The poem-as-life notices, besides the inevitable themes of public and private life, two other great intertwined subjects — nature (the earth, the sun, the moon, the stars, animals, plants) and time, with its seasons and months. Because nature and time are such ancient resources for poetry, perhaps the hardest achievement is to write an original poem about, say, spring. An anonymous thirteenth-century poet began our spring poetry as he heard the cuckoo (the herald of spring) and saw all of nature come to life. At that time, there was only one word, “sumer,” for the new season after winter; the word “spring” was a later invention.
Sumer is icumen in,
Lhude° sing, cuccu! loud
Groweth sed and bloweth med° meadow
And springth the wude nu.
Sing, cuccu!
Awe° bleteth after lomb, ewe
Lhouth° after calve cu,° loweth / cow
Bulluc sterteth,° bucke verteth° — leaps / breaks wind
Murie sing, cuccu!
Cuccu, cuccu.
Wel singes thu, cuccu.
Ne swik° thu never nu! stop
The spring songs of the Middle Ages generated a whole series of seasonal poems.
A contemporary poet, Dave Smith, writes his spring poem in an auto junkyard, using a pun on the word “spring” to make new sap rise even in rusty steel:
Every poet should write a Spring poem.
— LOUISE GLÜCK
Yes, but we must be sure of verities
such as proper heat and adequate form.
That’s what poets are for, is my theory.
This then is a Spring poem. A car warms
its rusting hulk in a meadow; weeds slog
up its flanks in martial weather. April
or late March is our month. There is a fog
of spunky mildew and sweaty tufts spill
from the damp rump of a back seat. A spring
thrusts one gleaming tip out, a brilliant tooth
uncoiling from Winter’s tension, a ring
of insects along, working out the Truth.
Each year this car, melting around that spring,
hears nails trench from boards and every squeak sing.
We feel that the rusting car warms into new life partly because it has been used by courting couples who have lent their presence to the phrases Smith uses for the back seat — its “damp rump,” its “spunky mildew and sweaty tufts.” When even a metal spring puts out new shoots, when even nails spring free from the boards they have been hammered into, we know that spring is irresistible.
The seasons have become a constant resource for poets describing stages of human life, so that in reading poems as life we can’t fail to think of Keats’s sonnet on the human seasons, which sets out the great analogy between nature and ourselves:
Four seasons fill the measure of the year;
There are four seasons in the mind of man.
He has his lusty Spring, when fancy clear
Takes in all beauty with an easy span.
He has his Summer, when luxuriously
Spring’s honeyed cud of youthful thought he loves
To ruminate, and by such dreaming nigh
His nearest unto heaven.
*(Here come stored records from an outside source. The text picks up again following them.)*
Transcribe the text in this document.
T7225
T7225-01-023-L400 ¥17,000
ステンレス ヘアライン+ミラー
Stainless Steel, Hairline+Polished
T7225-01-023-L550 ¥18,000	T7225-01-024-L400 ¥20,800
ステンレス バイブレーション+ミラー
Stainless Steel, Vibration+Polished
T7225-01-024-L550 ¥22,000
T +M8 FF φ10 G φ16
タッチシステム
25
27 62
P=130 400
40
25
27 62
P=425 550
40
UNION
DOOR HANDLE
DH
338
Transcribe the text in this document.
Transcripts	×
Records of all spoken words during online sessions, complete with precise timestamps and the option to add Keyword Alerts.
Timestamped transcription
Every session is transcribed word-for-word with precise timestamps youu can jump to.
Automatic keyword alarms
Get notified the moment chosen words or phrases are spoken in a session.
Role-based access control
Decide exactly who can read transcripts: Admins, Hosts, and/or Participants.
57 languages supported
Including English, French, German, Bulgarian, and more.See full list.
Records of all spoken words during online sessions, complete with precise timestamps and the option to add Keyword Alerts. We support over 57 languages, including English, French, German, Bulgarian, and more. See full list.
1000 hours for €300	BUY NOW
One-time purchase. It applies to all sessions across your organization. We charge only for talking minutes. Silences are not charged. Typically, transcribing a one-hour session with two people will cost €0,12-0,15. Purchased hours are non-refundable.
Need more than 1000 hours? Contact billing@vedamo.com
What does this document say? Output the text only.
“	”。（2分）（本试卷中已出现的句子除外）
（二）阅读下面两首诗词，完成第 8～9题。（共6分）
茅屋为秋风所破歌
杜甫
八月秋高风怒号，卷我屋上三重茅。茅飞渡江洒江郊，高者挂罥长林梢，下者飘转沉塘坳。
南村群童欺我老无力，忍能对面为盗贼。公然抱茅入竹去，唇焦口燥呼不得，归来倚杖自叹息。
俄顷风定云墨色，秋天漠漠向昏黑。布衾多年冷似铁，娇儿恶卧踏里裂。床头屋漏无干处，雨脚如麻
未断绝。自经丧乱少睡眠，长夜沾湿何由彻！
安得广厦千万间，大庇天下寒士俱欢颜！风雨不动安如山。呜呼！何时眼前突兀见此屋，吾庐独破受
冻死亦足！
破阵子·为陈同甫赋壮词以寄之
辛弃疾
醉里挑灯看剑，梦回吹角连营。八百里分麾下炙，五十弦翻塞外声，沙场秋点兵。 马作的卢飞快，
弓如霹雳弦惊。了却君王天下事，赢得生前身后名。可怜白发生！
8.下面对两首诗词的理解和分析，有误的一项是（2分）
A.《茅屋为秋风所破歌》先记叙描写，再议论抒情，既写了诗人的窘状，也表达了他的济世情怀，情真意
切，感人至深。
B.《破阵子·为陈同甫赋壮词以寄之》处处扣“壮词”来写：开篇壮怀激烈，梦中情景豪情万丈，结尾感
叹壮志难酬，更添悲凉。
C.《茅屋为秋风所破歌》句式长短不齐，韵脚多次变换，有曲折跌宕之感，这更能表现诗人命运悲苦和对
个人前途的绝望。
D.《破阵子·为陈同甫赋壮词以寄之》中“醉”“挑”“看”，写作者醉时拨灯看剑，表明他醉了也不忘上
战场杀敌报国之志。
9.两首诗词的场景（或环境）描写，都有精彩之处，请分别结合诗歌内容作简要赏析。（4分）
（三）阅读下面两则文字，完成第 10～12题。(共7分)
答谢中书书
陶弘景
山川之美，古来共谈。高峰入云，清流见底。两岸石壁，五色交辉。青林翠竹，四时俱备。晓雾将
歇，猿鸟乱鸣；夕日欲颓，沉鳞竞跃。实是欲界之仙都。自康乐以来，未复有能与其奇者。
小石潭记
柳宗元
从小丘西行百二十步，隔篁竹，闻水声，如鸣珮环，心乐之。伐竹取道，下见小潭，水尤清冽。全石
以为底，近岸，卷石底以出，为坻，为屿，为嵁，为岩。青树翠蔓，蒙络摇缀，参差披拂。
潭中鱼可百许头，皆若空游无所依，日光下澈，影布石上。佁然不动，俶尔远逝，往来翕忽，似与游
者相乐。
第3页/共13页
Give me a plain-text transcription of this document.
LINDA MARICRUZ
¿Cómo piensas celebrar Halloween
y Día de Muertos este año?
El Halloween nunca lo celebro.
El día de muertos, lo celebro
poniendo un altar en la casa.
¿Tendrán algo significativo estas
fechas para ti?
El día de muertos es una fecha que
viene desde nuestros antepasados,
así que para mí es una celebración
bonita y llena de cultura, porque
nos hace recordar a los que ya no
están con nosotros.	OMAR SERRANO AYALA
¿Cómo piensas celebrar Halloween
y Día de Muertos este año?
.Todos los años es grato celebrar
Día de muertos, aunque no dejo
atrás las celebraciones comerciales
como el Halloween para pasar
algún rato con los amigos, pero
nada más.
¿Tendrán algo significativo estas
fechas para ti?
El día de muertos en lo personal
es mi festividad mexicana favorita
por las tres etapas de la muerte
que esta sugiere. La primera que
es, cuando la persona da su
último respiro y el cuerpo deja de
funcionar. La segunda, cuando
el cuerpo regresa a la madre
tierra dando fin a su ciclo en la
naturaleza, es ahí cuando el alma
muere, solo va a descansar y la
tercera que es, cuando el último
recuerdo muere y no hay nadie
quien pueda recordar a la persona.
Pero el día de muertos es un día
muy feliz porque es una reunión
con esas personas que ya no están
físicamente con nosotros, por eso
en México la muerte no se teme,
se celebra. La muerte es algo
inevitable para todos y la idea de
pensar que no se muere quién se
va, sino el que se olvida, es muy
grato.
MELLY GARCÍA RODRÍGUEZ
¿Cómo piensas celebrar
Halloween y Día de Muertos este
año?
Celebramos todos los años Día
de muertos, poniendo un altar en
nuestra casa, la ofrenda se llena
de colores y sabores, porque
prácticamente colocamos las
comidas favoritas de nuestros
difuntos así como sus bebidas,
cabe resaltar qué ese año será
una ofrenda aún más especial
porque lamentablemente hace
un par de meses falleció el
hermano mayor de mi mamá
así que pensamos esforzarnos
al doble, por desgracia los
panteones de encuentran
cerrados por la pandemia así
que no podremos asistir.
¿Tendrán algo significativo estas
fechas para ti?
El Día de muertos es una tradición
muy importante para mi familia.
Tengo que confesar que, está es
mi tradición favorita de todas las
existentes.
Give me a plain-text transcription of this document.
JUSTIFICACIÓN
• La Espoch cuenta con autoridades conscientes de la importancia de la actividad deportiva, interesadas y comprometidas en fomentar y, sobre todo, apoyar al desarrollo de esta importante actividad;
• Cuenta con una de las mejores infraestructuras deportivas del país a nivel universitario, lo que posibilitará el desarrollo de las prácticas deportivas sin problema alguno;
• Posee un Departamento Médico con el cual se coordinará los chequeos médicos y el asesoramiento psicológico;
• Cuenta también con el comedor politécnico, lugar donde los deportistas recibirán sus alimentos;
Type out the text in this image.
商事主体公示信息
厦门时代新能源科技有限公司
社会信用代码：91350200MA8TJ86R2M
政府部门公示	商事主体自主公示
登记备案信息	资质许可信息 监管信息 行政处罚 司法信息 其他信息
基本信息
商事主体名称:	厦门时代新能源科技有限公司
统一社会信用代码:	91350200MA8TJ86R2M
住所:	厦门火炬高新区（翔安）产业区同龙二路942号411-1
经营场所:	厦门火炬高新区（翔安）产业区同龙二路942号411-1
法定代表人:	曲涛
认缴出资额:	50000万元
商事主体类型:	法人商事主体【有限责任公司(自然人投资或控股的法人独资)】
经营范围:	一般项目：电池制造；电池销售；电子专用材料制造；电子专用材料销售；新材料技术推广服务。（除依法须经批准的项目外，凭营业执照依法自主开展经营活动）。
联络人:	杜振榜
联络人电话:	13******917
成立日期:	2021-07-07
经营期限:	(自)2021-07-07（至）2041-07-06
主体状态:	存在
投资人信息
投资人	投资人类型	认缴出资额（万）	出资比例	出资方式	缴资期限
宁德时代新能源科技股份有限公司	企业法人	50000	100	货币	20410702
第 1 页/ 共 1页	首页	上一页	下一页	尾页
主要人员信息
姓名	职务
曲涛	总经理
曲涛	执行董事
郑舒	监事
Quiet coves
His soul has in its Autumn, when his wings
He furleth close; contented so to look
On mists in idleness — to let fair things
Pass by unheeded as a threshold brook.
He has his Winter too of pale misfeature,
Or else he would forego his mortal nature.
A poet can choose any one of the “human seasons” and find its counterpart in the natural world.
When poets describe Time, they tend to employ many of the images of passing time that have entered cultural memory — such motifs as the waves of the sea, the progress of the sun from dawn to dusk, the fall of great men, the tragedy of early death, Time the Grim Reaper, and so on. Here, using such time-honored resources, is Shakespeare on Time. In his first model of how we imagine Time, the moments of our life are seen as waves of the sea, all alike; in his second model, the moments of our life are like the dramatic rise and eclipse of a sun, or the rise and fall of a tragic hero; and in his third model, we scarcely have time to live before Death scythes us down.
Like as the waves make toward the pebbled shore,
So do our minutes hasten to their end,
Each changing place with that which goes before,
In sequent° toil all forwards do contend. repetitive
Nativity,° once in the main° of light, birth / sea
Crawls to maturity, wherewith being crowned,
Crooked eclipses ’gainst his glory fight,
And Time that gave doth now his gift confound.
Time doth transfix the flourish° set on youth, beauty
And delves the parallels° in beauty’s brow, furrows
Feeds on the rarities of nature’s truth,
And nothing stands but for his scythe to mow.
And yet to times in hope my verse shall stand,
Praising thy worth, despite his cruel hand.
What does Shakespeare set against Time in the final couplet?